Dan kom ik op de ingrijpende hervormingen in het passend onderwijs. Deze brengen leerlingen, ouders en leraren in de knel, omdat er wat mij betreft gewoon te weinig geld en te weinig tijd wordt genomen. De minister komt er met de sociale partners nog niet helemaal uit hoe het eruit zou moeten zien en het advies van de Raad van State is zeer kritisch. Nogmaals, ik ben voor een wijziging van het stelsel, maar deze moet niet gepaard gaan met bezuinigingen op kwetsbare kinderen. Ik heb ook inhoudelijk grote zorgen over de huidige gang van zaken. Expertise over zorgleerlingen dreigt verloren te gaan door het ontslag van de ambulant begeleiders. Er zijn heel goede manieren om hun expertise te verbreiden over het veld, zoals coachen. Uit de najaarsnota blijkt dat OCW per saldo 83,7 mln. minder heeft uitgegeven dan begroot. Graag zou ik deze meevallers die er dit jaar zijn willen inzetten om volgend jaar in te zetten op de voorbereiding van leraren op de invoering van het passend onderwijs. Tot slot zou ik met betrekking tot het passend onderwijs nog willen stilstaan bij de kinderen in het Leonardo-onderwijs. Daar zijn problemen wat betreft het leerlingenvervoer. Zij kunnen daar bij hun gemeentes geen aanspraak op maken. Ik zou zeggen: het moet geen verschil uitmaken of je nu een heel laag IQ hebt of een heel hoog IQ. Passend onderwijs is nodig, en als daar vervoer bij hoort, moet het geregeld worden. Graag krijg ik daarop een reactie.

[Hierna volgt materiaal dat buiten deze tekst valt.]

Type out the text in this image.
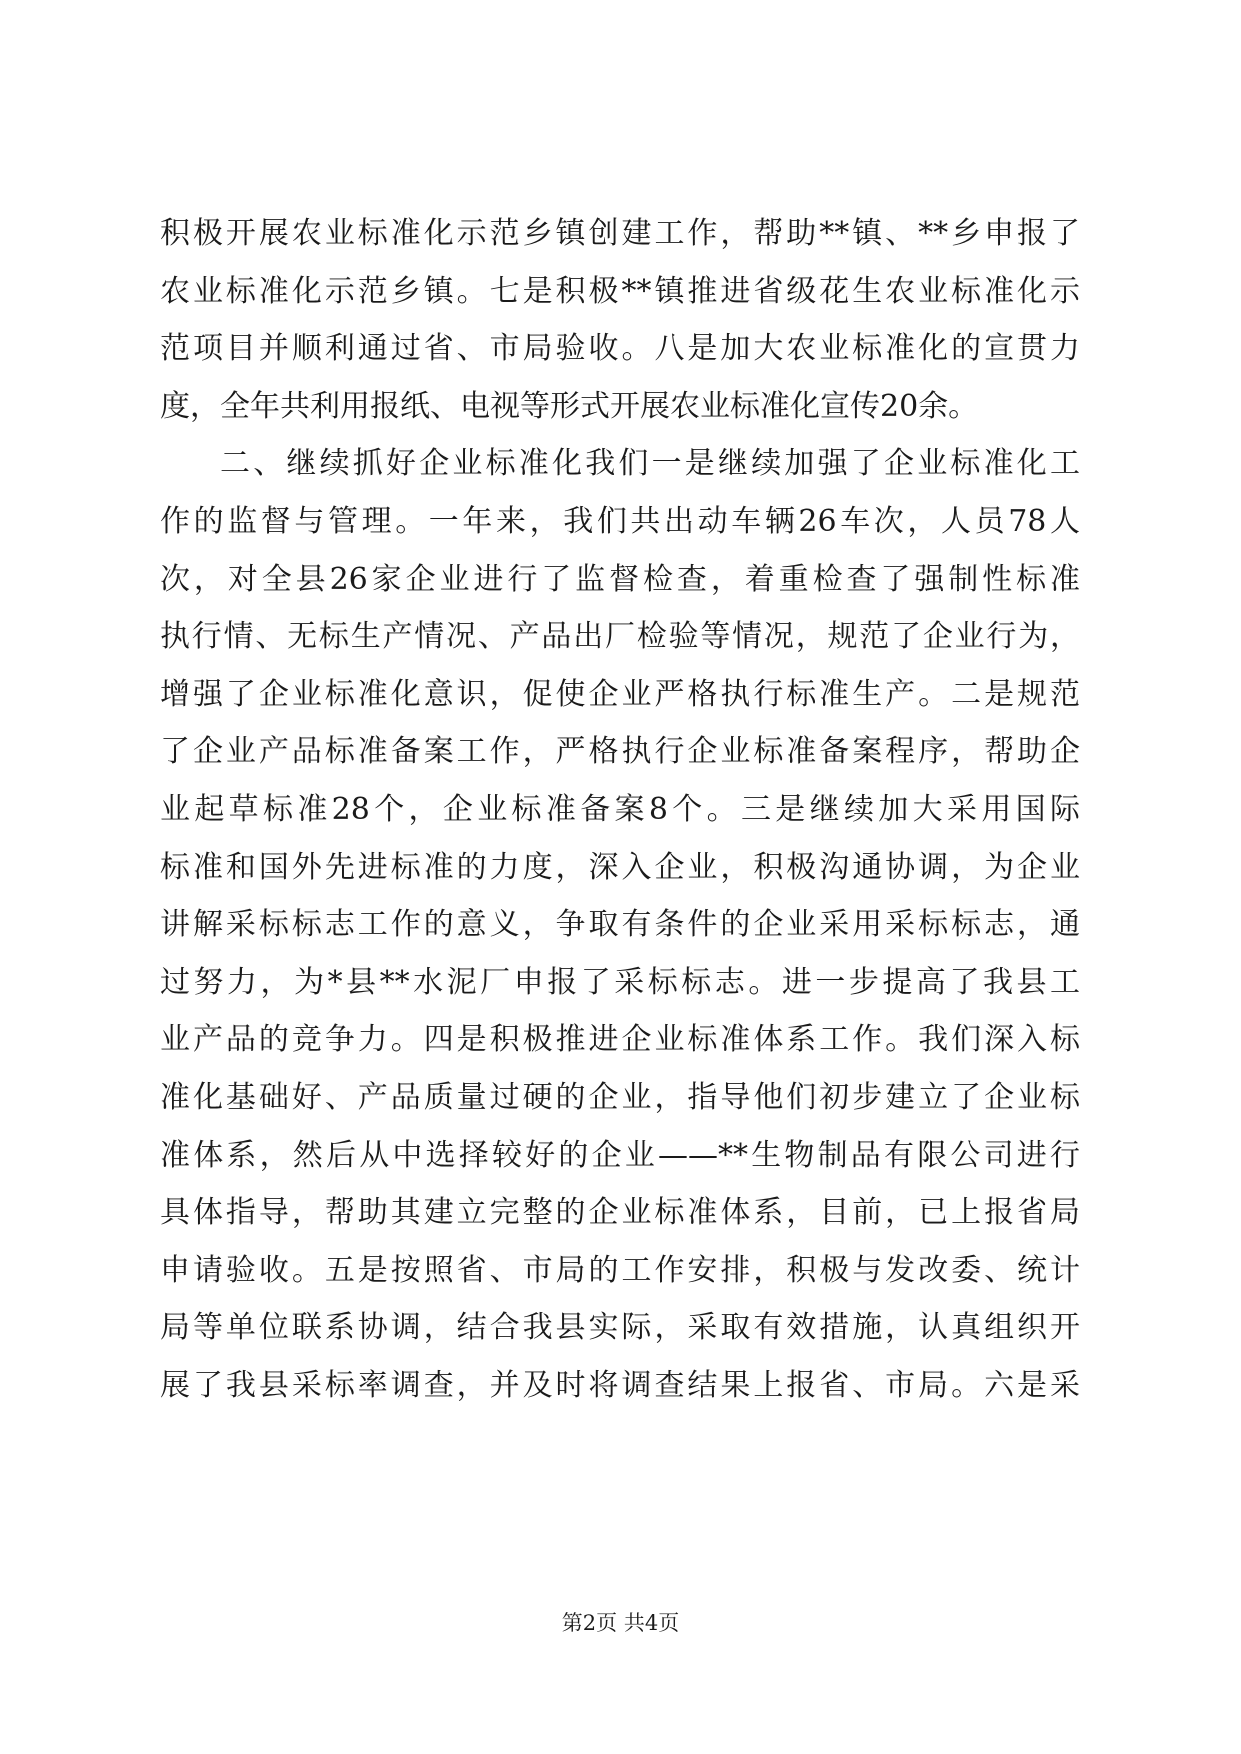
积极开展农业标准化示范乡镇创建工作，帮助**镇、**乡申报了
农业标准化示范乡镇。七是积极**镇推进省级花生农业标准化示
范项目并顺利通过省、市局验收。八是加大农业标准化的宣贯力
度，全年共利用报纸、电视等形式开展农业标准化宣传20余。
二、继续抓好企业标准化我们一是继续加强了企业标准化工
作的监督与管理。一年来，我们共出动车辆26车次，人员78人
次，对全县26家企业进行了监督检查，着重检查了强制性标准
执行情、无标生产情况、产品出厂检验等情况，规范了企业行为，
增强了企业标准化意识，促使企业严格执行标准生产。二是规范
了企业产品标准备案工作，严格执行企业标准备案程序，帮助企
业起草标准28个，企业标准备案8个。三是继续加大采用国际
标准和国外先进标准的力度，深入企业，积极沟通协调，为企业
讲解采标标志工作的意义，争取有条件的企业采用采标标志，通
过努力，为*县**水泥厂申报了采标标志。进一步提高了我县工
业产品的竞争力。四是积极推进企业标准体系工作。我们深入标
准化基础好、产品质量过硬的企业，指导他们初步建立了企业标
准体系，然后从中选择较好的企业——**生物制品有限公司进行
具体指导，帮助其建立完整的企业标准体系，目前，已上报省局
申请验收。五是按照省、市局的工作安排，积极与发改委、统计
局等单位联系协调，结合我县实际，采取有效措施，认真组织开
展了我县采标率调查，并及时将调查结果上报省、市局。六是采
第2页 共4页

Ik kom tot een afronding. Wij zitten in de zwaarste financiële crisis van de afgelopen decennia. Wij benaderen deze bijna alleen nog maar als een technisch-financiële crisis. In heel Europa worden regeringen vervangen door bureaucraten. Maar wij hebben ook politieke oplossingen nodig. De problemen die er liggen, zijn niet louter technisch van aard. Het is een systeemcrisis, waar wij uit moeten komen. Wij moeten ervoor zorgen dat wij de luchtbel waarop onze economie is gebaseerd, de creditcardeconomie, doorprikken. Wij moeten op een gezonde manier aan economische groei en vooruitgang werken. Dat betekent niet alleen dat de techneuten van Financiën daarmee bezig moeten zijn. Het betekent ook dat wij als onderwijswoordvoerders daarin een heel belangrijke rol spelen. Willen wij goed uit de crisis komen, dan moeten wij niet alleen onze banken redden, maar dan moeten wij ervoor zorgen dat wij investeren in ons onderwijs. Ik maak mij daar zorgen over, want op dit moment wordt er niet geïnvesteerd. Er is wel voor gekozen om 5,6 mld. per jaar uit te geven aan subsidies op fossiele brandstoffen voor grote bedrijven en om structureel een half miljard extra te investeren in asfalt, maar niet in onderwijs. Vanochtend riep topambtenaar Robert-Jan Smits bij Goedemorgen Nederland ertoe op om niet te korten op onderzoek en onderwijs. Dat is het slachten van de kip met de gouden eieren. Ik ben het volmondig met hem eens. Alleen onderwijs kan Nederland uiteindelijk uit de crisis helpen. Goed onderwijs is essentieel voor een welvarende toekomst van Nederland. Daarom heb ik drie concrete voorstellen. Meevallers op de onderwijsbegroting moeten ten goede komen aan het onderwijs. Verder noem ik het "kwartje van Marja", een extra investering door het bedrijfsleven in het onderwijs, waarmee wij ongeveer 100 mln. per jaar kunnen ophalen, waarmee wij extra kunnen investeren in de aansluiting van het beroepsonderwijs op de arbeidsmarkt. Tot slot: geen verdere bezuinigingen op onderwijs in deze kabinetsperiode, hoe de economische wind in de wereld ook zal waaien.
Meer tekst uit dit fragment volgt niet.